Alanna. Limaq tells me a watch has been set on him. Your friendship is suspect; you will both be executed if proof of dishonour can be manufactured. Zander has orders that will suspend your sentence until my return if necessary, but I cannot do more now without exposing my presence here. Forgive me; I pray you never receive this note.

Destroy it if you do. Do not wear your beads where any may see.

And keep faith, my little maia; I will come for you.

Alanna smiled to herself, watching the earliest merchants setting up their booths on the opposite side of the square, playing with the delicate bracelet of her own hair that she had plaited and woven around the beads. She needed to teach Xanir how to write love letters.
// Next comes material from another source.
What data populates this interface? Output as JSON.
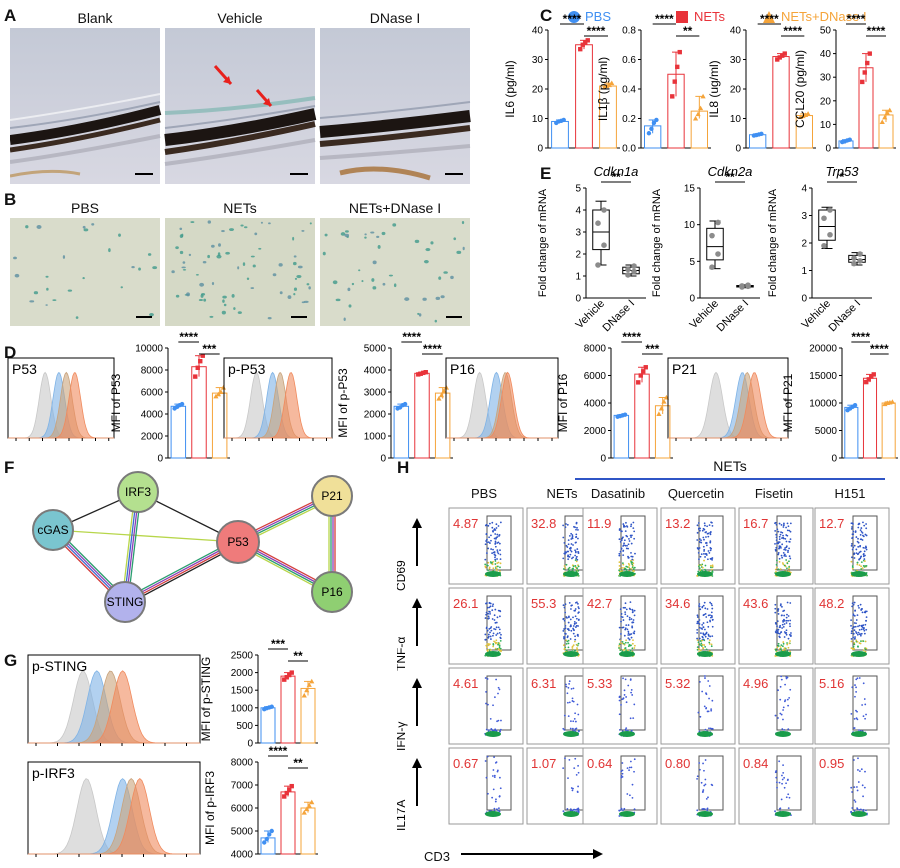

Absently she noted the pattern by which the carpet merchant was laying out his wares this morning, memorizing the encoded letters as he finished each with a flick of his wrist. This was not one of her father’s agents, but one of Em Feliz’s. A strange, slightly unsettling warmth through her. Zander had evidently found and convinced the lantern-bearer who worked for her father to collaborate with him before he had departed for the desert the morning after the hanging, because in addition to the note about the parcel in the gutter, the Kjell agent had told her to watch for this merchant the following morning: a day agent. Alanna could only reply throughout the day, in very brief spurts when the guard movements were such that they would not see the flashes of light from her spyglass under the sun.